Surrealism Beyond Borders at Tate Modern review: a fascinating look at how a movement went global



T

he Surrealists always made dramatic statements. “Our Surrealism will enable us finally to transcend the sordid antinomies of the present… Surrealism – the tightrope of our hope.”

This was written in 1943, when the present was sordid indeed. But its author is not one of the canonical members of the Paris-based group that represent the movement to most of us – its arch-priest, poet André Breton, say, or painters Max Ernst or Salvador Dalí. It was written from Martinique by the writer and activist Suzanne Césaire, one of a pioneering group of Antillean artists and poets, including her husband Aimé Césaire, the Cuban painter Wifredo Lam, and the Haitian painter Hector Hyppolite, who embraced Surrealism as part of a wider anti-fascist and anti-colonial project.

This pocket of Surrealist activity is one of many explored in this fascinating, scholarly show, which takes us far beyond the movement’s traditional European centre, to the Caribbean, Egypt, Eastern Europe and Japan. Césaire’s quote is written high on a wall here, in a room which draws connections between artists and writers in Cuba, Haiti and Martinique. Beneath it are paintings by Hyppolite, whose Surrealist tendencies pre-date his meeting with Breton, who went on to own one of the works on show. Nearby Lam’s painting Bélial, Emperor of the Flies (1948), a typically dynamic composition of human-animal hybrids, reflects how Surrealism shifted in the hands of its global adopters – here, the irrational, mystical power of Surrealism is married to Caribbean myth and folklore.

Ramses Younan’s Untitled 193

/ Estate of Ramses Younan

Time and again, we see the malleability of Surrealist ideas in its different locations. In Cairo, too, it was identified as a liberating force against fascism and imperialism, but also recognised as innate within Egyptian culture: the artist Yusuf al-‘Afifi declared of Surrealism’s preoccupation with imagination and free expression that “the Orient has been the home of all of this since time began”. Stylistically, this balance of the global and local is clear in the work of Ramses Younan, whose untitled painting here clearly nods to Dalí, while also rejecting what Younan considered the Spaniard’s overly premeditated approach, allying it instead with a more abstract, poetic style nodding to automatism, a language of forms free from any rational structure.

Surrealism, of course, is not a style, and in the Cairo room alone, the breadth of painterly languages is dizzying, whether it’s Amy Nimr’s fluid drawing in her Anatomical Corpse, or the brutal, thick impasto in Kamel El Telmisany’s Wound (1940), where a woman is violently nailed to a tree — the oppression of women in Egyptian society was among the evils against which Cairo group protested.

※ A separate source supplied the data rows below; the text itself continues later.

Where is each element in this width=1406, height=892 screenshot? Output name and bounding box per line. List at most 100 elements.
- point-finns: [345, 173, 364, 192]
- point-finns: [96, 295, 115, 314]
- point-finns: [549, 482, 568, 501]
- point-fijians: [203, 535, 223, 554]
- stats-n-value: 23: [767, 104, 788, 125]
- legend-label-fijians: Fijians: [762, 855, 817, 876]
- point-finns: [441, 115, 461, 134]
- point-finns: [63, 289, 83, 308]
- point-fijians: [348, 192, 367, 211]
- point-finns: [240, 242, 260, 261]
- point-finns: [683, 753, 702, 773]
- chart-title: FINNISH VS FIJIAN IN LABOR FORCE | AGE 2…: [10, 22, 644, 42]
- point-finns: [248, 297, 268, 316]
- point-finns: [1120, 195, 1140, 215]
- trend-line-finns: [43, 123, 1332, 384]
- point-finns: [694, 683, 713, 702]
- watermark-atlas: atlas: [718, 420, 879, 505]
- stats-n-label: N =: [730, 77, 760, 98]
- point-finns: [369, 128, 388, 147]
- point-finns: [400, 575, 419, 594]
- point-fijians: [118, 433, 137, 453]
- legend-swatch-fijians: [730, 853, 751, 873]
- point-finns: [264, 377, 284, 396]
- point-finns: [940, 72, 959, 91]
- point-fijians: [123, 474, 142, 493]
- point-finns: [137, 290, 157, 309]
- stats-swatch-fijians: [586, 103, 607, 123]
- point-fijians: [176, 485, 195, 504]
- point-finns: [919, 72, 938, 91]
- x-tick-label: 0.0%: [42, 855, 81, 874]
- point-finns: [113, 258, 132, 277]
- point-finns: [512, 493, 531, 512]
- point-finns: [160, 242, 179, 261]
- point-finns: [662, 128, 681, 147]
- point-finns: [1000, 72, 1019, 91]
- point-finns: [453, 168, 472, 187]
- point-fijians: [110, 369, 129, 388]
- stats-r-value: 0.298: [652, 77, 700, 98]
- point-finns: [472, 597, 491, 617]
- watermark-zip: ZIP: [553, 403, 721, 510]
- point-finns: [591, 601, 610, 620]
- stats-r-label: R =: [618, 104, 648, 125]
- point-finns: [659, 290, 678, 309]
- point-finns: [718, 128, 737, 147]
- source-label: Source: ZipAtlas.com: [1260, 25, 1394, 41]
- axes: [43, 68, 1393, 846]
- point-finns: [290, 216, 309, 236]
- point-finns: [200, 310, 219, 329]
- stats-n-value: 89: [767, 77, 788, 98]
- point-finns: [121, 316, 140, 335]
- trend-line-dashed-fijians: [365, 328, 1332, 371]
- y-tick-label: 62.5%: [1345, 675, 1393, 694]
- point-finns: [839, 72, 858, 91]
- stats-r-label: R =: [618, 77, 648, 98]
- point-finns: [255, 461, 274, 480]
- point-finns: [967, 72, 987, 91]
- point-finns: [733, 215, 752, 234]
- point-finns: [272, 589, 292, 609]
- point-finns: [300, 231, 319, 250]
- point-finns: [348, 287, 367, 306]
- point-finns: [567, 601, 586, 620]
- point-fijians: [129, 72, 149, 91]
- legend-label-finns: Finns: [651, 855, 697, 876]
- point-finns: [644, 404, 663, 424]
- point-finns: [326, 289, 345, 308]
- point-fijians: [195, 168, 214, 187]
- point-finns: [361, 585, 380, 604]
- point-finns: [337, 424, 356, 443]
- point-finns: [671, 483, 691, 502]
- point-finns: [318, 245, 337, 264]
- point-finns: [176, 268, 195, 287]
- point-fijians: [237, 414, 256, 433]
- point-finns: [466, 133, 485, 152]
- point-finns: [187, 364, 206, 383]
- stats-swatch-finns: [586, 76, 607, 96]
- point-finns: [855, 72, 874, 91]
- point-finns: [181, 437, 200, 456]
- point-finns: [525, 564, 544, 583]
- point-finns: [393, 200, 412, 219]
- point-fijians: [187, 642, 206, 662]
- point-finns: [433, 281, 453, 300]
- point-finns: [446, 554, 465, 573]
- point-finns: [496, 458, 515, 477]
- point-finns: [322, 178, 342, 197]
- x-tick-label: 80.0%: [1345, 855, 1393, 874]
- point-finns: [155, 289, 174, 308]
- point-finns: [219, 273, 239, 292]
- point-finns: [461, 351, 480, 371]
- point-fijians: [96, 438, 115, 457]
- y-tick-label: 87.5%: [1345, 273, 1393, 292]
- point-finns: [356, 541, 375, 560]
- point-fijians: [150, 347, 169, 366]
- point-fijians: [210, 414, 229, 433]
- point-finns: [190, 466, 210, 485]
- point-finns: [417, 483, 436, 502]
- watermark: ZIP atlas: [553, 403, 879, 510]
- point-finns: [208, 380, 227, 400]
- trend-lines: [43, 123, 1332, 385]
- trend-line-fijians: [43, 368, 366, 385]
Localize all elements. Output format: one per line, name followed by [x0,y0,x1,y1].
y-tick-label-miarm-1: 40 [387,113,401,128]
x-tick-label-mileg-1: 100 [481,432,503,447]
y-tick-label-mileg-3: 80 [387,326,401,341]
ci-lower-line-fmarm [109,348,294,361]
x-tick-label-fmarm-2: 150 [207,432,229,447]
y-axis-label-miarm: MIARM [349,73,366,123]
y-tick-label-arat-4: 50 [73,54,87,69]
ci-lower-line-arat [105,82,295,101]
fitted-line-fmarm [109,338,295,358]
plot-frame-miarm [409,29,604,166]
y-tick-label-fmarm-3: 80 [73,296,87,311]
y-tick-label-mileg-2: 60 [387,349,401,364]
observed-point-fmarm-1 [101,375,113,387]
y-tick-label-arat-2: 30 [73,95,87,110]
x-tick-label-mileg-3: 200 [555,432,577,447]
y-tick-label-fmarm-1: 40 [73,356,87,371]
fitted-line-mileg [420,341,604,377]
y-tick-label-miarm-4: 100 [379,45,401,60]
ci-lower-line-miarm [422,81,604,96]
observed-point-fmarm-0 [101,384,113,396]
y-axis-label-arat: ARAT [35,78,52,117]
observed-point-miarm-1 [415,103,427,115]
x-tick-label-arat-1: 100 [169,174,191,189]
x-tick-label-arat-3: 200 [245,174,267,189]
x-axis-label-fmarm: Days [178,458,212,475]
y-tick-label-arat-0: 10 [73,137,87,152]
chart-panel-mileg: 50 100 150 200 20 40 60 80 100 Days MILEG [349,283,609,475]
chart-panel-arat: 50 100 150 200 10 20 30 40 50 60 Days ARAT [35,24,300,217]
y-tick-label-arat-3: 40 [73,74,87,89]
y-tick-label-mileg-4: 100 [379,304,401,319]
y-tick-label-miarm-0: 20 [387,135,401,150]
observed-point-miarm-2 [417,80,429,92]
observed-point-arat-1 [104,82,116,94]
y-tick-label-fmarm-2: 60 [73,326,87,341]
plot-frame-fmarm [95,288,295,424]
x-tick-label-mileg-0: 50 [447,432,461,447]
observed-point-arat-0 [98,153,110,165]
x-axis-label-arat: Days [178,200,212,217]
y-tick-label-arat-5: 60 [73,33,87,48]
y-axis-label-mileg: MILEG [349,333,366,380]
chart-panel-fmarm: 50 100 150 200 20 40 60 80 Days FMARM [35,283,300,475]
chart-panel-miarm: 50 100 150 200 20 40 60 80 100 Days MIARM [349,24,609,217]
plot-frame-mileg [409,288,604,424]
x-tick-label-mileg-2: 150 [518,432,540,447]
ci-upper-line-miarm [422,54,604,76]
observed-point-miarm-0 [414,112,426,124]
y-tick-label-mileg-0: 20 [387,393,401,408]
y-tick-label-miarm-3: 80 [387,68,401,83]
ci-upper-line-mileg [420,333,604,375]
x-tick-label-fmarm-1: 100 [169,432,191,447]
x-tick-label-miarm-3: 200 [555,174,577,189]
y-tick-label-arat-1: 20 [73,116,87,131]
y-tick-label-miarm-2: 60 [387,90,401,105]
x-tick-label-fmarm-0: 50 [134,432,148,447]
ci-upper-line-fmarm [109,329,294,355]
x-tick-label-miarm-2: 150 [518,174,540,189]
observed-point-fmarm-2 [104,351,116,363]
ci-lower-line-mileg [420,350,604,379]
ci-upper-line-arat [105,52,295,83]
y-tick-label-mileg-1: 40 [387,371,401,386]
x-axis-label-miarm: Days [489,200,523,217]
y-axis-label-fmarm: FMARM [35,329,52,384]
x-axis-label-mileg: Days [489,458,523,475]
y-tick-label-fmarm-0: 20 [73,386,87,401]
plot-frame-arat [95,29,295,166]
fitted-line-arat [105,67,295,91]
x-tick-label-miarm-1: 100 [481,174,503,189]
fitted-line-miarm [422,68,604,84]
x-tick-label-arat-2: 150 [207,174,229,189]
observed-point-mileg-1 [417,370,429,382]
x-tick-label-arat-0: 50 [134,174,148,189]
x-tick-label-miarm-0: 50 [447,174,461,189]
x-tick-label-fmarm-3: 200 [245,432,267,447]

But such stylistic variety means that no one could enjoy everything here. Surrealism can hover on the edge between grotesque and hilarious kitsch and Samir Rafi’s Nudes (1945), with its hairy bird’s nests, is among many works that made me wince. But this is a trait common even to the best known artists associated with the movement – think of Dalí and Magritte’s shockingly awful later work.

Untitled, from Az Div o Dad series, 1976, by Kaveh Golestan

/ Kaveh Golestan Estate, Courtesy Archaeology of the Final Decade

But the show gets lots right: dense rooms with smaller works, ephemera and literature are followed by big, bold showpieces. Familiar friends join names that are likely to be new to most of us.  I’d never come across the Iranian artist Kaveh Golestan’s tiny but marvellous phantasmagorical Polaroids for instance, and one of the show’s biggest highlights is a section on the American jazz poet Ted Joans, whose Long Distance might be the show’s defining object. It consists of a nine-metre-long version of the Surrealist automatist game Exquisite Corpse, where one artist follows another’s previous drawing, the emphasis being on irrational, free creation of images to create fantastical hybrid forms impossible from a single author.

Joans’s version was produced over more than 30 years and ended up including contributions from 132 people across various continents – including writers like Allen Ginsberg and William Burroughs, the Mexican poet Octavio Paz, the British Surrealist Conroy Maddox and African American artists Betye Saar and Romare Bearden. It’s wonderful: a manifestation of how the tentacles of this extraordinary movement reached so far, and for so long.